Lucinha conta que Cazuza dizia ter vergonha de ter o pai rico, mas diz que essa exigência privilegiada não caiu do firmamento. “O pai dele era divulgador de discos —botava o disco debaixo do braço, pegava o bonde e pedia para tocar nas rádios do núcleo. A gente morava num quarto e sala, aí quando o João fundou a Som Livre, foi sucesso já no primeiro ano.”

Mas, segundo a mãe, Cazuza “nasceu em causa esplêndido” no quesito música popular brasileira. De Elis Regina a Novos Baianos, quase todos os gigantes da MPB frequentavam a morada dos Araújo quando o fruto de Lucinha ainda não tinha despertado sua veia músico.

Antes e durante esse processo de se admitir músico, Cazuza estava escrevendo. Sua obra é, porquê diz o título do poema, um trabalho em progresso. Em “Meu Lance é Trova”, é provável escoltar as versões alternativas de canções famosas. Há três de “Um Dia na Vida” e duas de “Exagerado”, “Ideologia” e “Eu Queria ter Uma Petardo”, por exemplo.
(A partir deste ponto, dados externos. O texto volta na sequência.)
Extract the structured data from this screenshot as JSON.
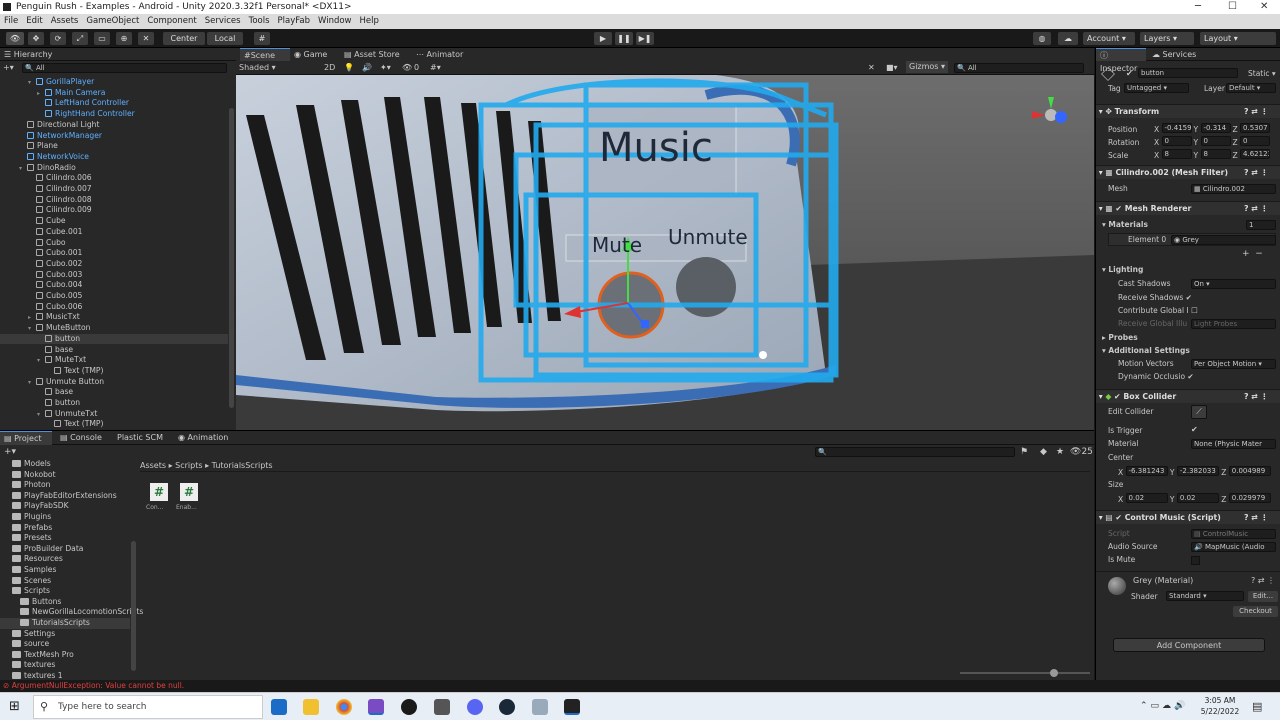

“Quando ele começa a fazer canções, aí é que vira uma coisa mais estruturada”, diz Nunes Mello. “Em ‘Exagerado’, por exemplo, ele corta versos. Em outras versões de músicas, ele recupera alguns versos.”

O livro traz, além dos 27 poemas inéditos, explicações mais completas sobre o contexto de cada um deles. É uma atualização de “Preciso Proferir Que te Senhor”, lançado em 2001, mas também uma expansão do entendimento de Cazuza porquê redactor —o “poeta do rock”, porquê ele ficou sabido, talvez fosse ainda mais poeta do que roqueiro.

Em “Protegi Teu Nome por Paixão”, o livro de fotos, o retrato de Cazuza também vai além da reunião de fotografias do artista, da puerícia aos últimos dias. Traz documentos, recortes de jornal e imagens com parceiros porquê Gilberto Gil —responsável do prefácio do livro.

Há, por exemplo, uma reprodução do caderno em que ele anotou o número do jornalista Pedro Bial, companheiro que fez na puerícia. E também uma sequência de páginas sobre sua relação com os signos e a astromância.

Mas nem a mais nítida das imagens é capaz de revelar tão muito o espírito de Cazuza quanto sua caneta —ou máquina de ortografar— no sigilo do papel. Feroz em cima do palco, descolado sob seus óculos escuros, ele escorria pelas palavras porquê um romântico sofredor, uma psique perdida em procura de qualquer sentido para sua existência.

Em “Meu Lance é Trova”, Cazuza surge paradoxal, à flor da pele, por inteiro. Há referências ao rock e à verso beat, paixões intensas e alucinantes, flertes em bares e nas ruas, libido sexual, seu deboche típico da caretice, mudança de consciência através das drogas, denúncia da hipocrisia à brasileira, a frase do sentimento de uma geração, a vida em perspectiva em seguida o diagnóstico de HIV. Mas, talvez supra de tudo, uma vontade patente de aproveitar sua passagem pela Terreno na máxima potência.

Nas palavras do próprio Cazuza —”A verso é linda porque nela tudo cabe,/ porque não é certa nem errada./ Mesmo eu sendo um anacronismo, me sinto poeta.”